Absolutely nothing that’s happened suggests that goal has been derailed. A Bankman-Fried backed bill to codify the CFTC’s role, consponsored by Democratic Senators Debbie Stabenow and Republican colleague John Boozman, remains before the Senate. At a hearing last week that examined the FTX bankruptcy, Stabenow pushed back against the notion that the bill would cut the SEC out of the picture. But the scandal had not scuttled the effort. Nor has it wiped out another bill, from Democrat Kirsten Gillibrand and Republican Cynthia Lummis, would also give CFTC more sway and is also viewed skeptically by crypto critics.
It’s tough to imagine that happening if one party — it almost doesn’t matter which one — had decided to weaponize FTX for political advantage.
“There’s definitely been a disappointing response in terms of, like, you’re still seeing Gillibrand trying to push her bill,” says the Revolving Door Project’s Jeff Hauser, whose organization has tracked the flow of public servants into the industry. “No one’s showing any shame.”
Ironically, thanks to the ongoing evolution of the two parties, there is a scenario where elements of both could join together to do just that. Among Democrats, notables like Elizabeth Warren have predicted economic doom as a result of crypto. My colleague Zachary Warmbrodt reported back in March about tensions between her group of mostly older, left-leaning Democratic crypto skeptics and younger Democratic colleagues like the letter signatories. And emerging elements of the GOP have also turned against the casino-ification of the economy. At the hearing last week, Kansas Senator Roger Marshall, a conservative who voted against certifying the 2020 election, came out swinging against crypto.
When I asked him about the issue, Oren Cass of American Compass, a think tank devoted to reforming markets from the right, put his feelings thusly: “Free markets aren’t enough — public policy must prevent senseless financialization of the economy and ensure that our markets are productive ones.”

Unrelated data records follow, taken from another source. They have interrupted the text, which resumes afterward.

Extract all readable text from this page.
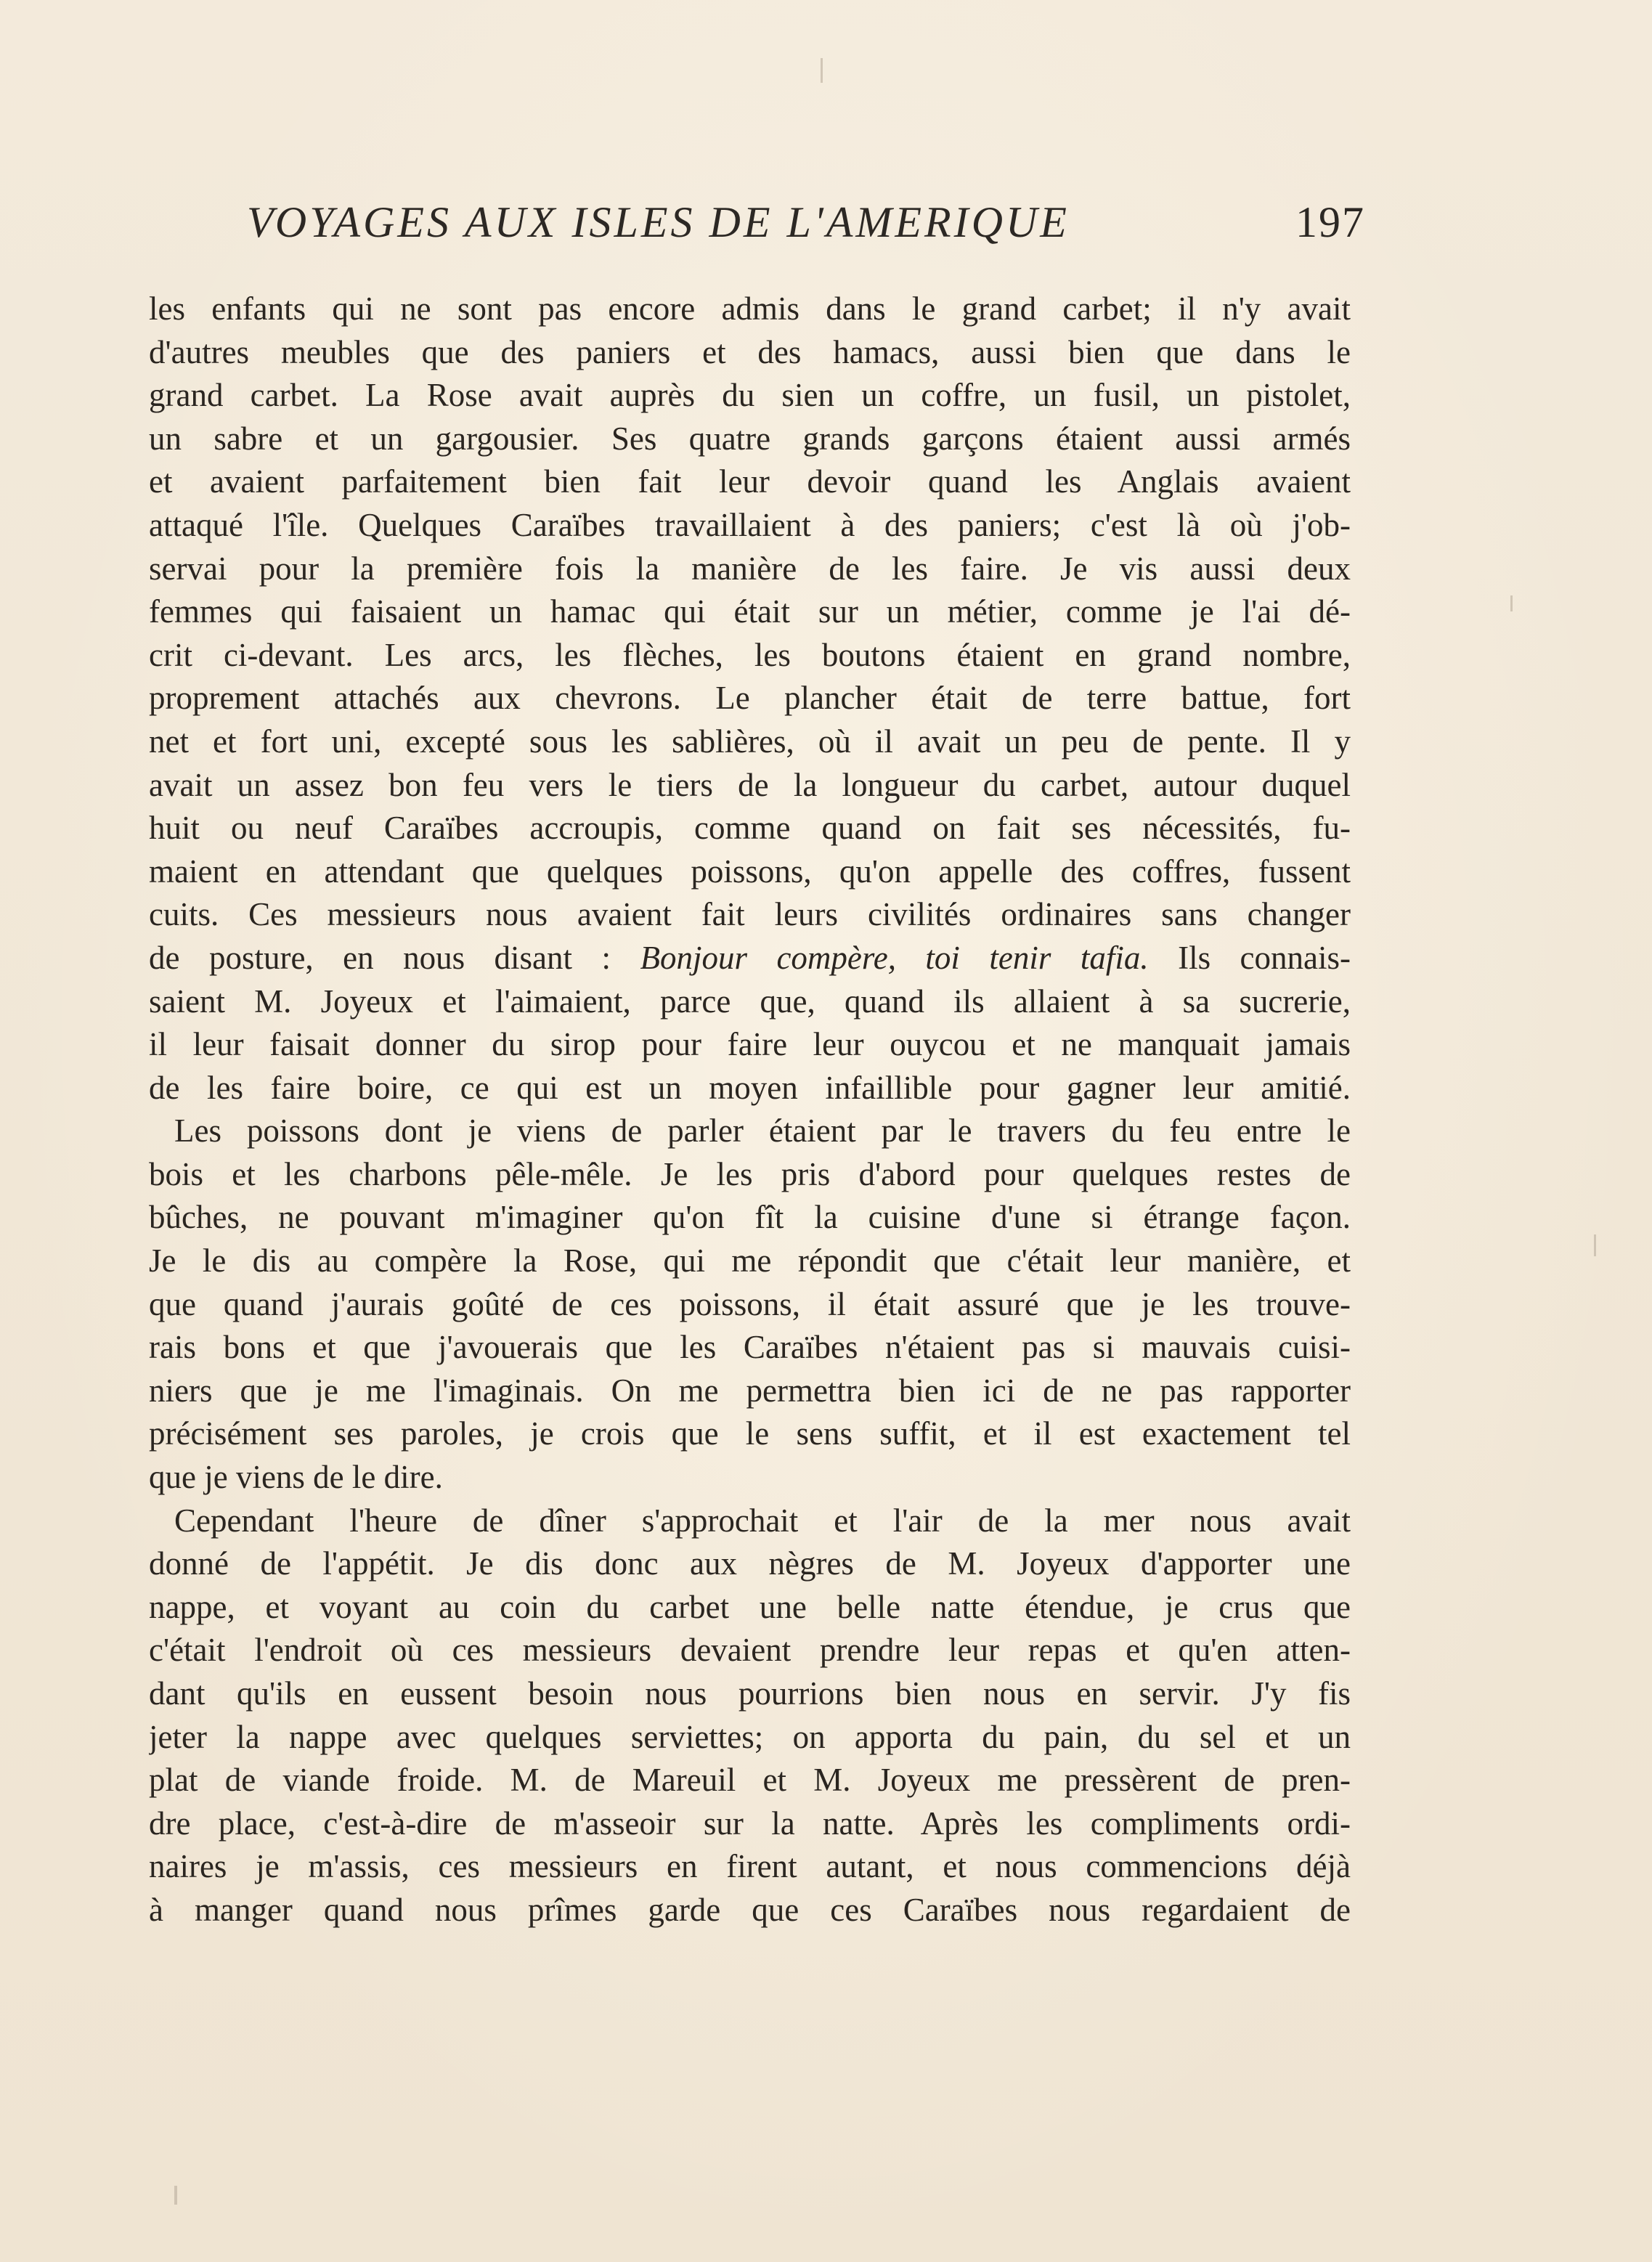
VOYAGES AUX ISLES DE L'AMERIQUE	197
les enfants qui ne sont pas encore admis dans le grand carbet; il n'y avait
d'autres meubles que des paniers et des hamacs, aussi bien que dans le
grand carbet. La Rose avait auprès du sien un coffre, un fusil, un pistolet,
un sabre et un gargousier. Ses quatre grands garçons étaient aussi armés
et avaient parfaitement bien fait leur devoir quand les Anglais avaient
attaqué l'île. Quelques Caraïbes travaillaient à des paniers; c'est là où j'ob-
servai pour la première fois la manière de les faire. Je vis aussi deux
femmes qui faisaient un hamac qui était sur un métier, comme je l'ai dé-
crit ci-devant. Les arcs, les flèches, les boutons étaient en grand nombre,
proprement attachés aux chevrons. Le plancher était de terre battue, fort
net et fort uni, excepté sous les sablières, où il avait un peu de pente. Il y
avait un assez bon feu vers le tiers de la longueur du carbet, autour duquel
huit ou neuf Caraïbes accroupis, comme quand on fait ses nécessités, fu-
maient en attendant que quelques poissons, qu'on appelle des coffres, fussent
cuits. Ces messieurs nous avaient fait leurs civilités ordinaires sans changer
de posture, en nous disant : Bonjour compère, toi tenir tafia. Ils connais-
saient M. Joyeux et l'aimaient, parce que, quand ils allaient à sa sucrerie,
il leur faisait donner du sirop pour faire leur ouycou et ne manquait jamais
de les faire boire, ce qui est un moyen infaillible pour gagner leur amitié.
Les poissons dont je viens de parler étaient par le travers du feu entre le
bois et les charbons pêle-mêle. Je les pris d'abord pour quelques restes de
bûches, ne pouvant m'imaginer qu'on fît la cuisine d'une si étrange façon.
Je le dis au compère la Rose, qui me répondit que c'était leur manière, et
que quand j'aurais goûté de ces poissons, il était assuré que je les trouve-
rais bons et que j'avouerais que les Caraïbes n'étaient pas si mauvais cuisi-
niers que je me l'imaginais. On me permettra bien ici de ne pas rapporter
précisément ses paroles, je crois que le sens suffit, et il est exactement tel
que je viens de le dire.
Cependant l'heure de dîner s'approchait et l'air de la mer nous avait
donné de l'appétit. Je dis donc aux nègres de M. Joyeux d'apporter une
nappe, et voyant au coin du carbet une belle natte étendue, je crus que
c'était l'endroit où ces messieurs devaient prendre leur repas et qu'en atten-
dant qu'ils en eussent besoin nous pourrions bien nous en servir. J'y fis
jeter la nappe avec quelques serviettes; on apporta du pain, du sel et un
plat de viande froide. M. de Mareuil et M. Joyeux me pressèrent de pren-
dre place, c'est-à-dire de m'asseoir sur la natte. Après les compliments ordi-
naires je m'assis, ces messieurs en firent autant, et nous commencions déjà
à manger quand nous prîmes garde que ces Caraïbes nous regardaient de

But right now, the absence of partisan advantage still makes it feel like a car with no gas in the tank.
It’s a notable difference from the bipartisan fallout from the Keating Five, the group of senators accused of intervening improperly in the regulation of a politically connected savings and loan. Bartlett Naylor of Public Citizen, who was an investigator with the Senate Banking Committee at the time, said the shame felt by John McCain about his role pushed him toward a reformist political stance. “Among the positive byproducts of the Keating Five scandal is that John McCain went from your standard bad Republican on banking to one of the outstanding reform guys on banking,” he says. “He saw Jesus.”
For their part, members of the Blockchain Eight don’t seem to be acting as if their warmth towards the industry is a political liability that requires a visit with the almighty. In a letter this week to the U.S. Comptroller General, Torres sharply criticized the SEC…for not watchdogging hard enough. “If the SEC had done the due diligence of thoroughly investigating the financials of FTX, there would have been a greater likelihood of exposing the crypto exchange for what it truly is: a house of cars built on monopoly money printed out of thin air,” he wrote.